First, let me clarify some terms. There are two properties of hash functions involved here. The first is that every keyword hashes to a different value. This is called "collision-free" hashing, or "single-probe" hashing. The second property is that hash function for the N keywords is into a set of N things (such as N pointers, or the integers from 0 to N-1). This is called "minimal" hashing. If the hash function is both collision-free and minimal, then it is called "perfect."

Apparently, perfect hashing is so hard to achieve in practice that the terms have become debased, and people are now calling a hash "perfect" if it possesses only the first of the two properties.

When I made my statement about 5 or 7 tables, I had in mind my own implementation of perfect hashing (in the stricter sense). I invented this many years ago, possibly as early as 1980, but immediately (the next day, in fact) discovered that I was 2 or 3 years too late. It had already been published, I think in CACM. However, I do not have the reference. It is the only method I know to achieve (true) perfect hashing with large and diffcult keyword sets.
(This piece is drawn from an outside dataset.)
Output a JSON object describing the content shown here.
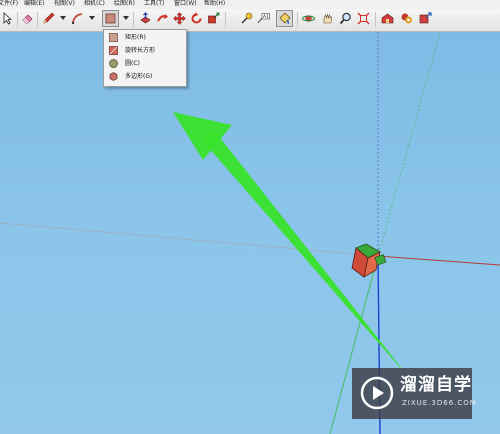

I looked up the gperf program, and found that it satisfies the first property most of the time, except for large sets of keywords, and the second property rarely, only for small keyword sets. So, from my perspective, it does not achieve perfect hashing. Also, it appears to use 3 tables, not 1.

In any case, we are getting off the subject, which was how to store a set of varying-length strings with minimal wasted space. The method that I suggested, using the Pascal Macro Compiler, uses no wasted space at all. I mentioned that an additional advantage is that its pointer table or index table could be arranged to provide O(log N) time searching without using any additional tables or space.

If a practical method for searching the table in minimal time is required, then a self-expanding hash function would be a more suitable solution, since these can be built during runtime in linear time, with moderate wasted space.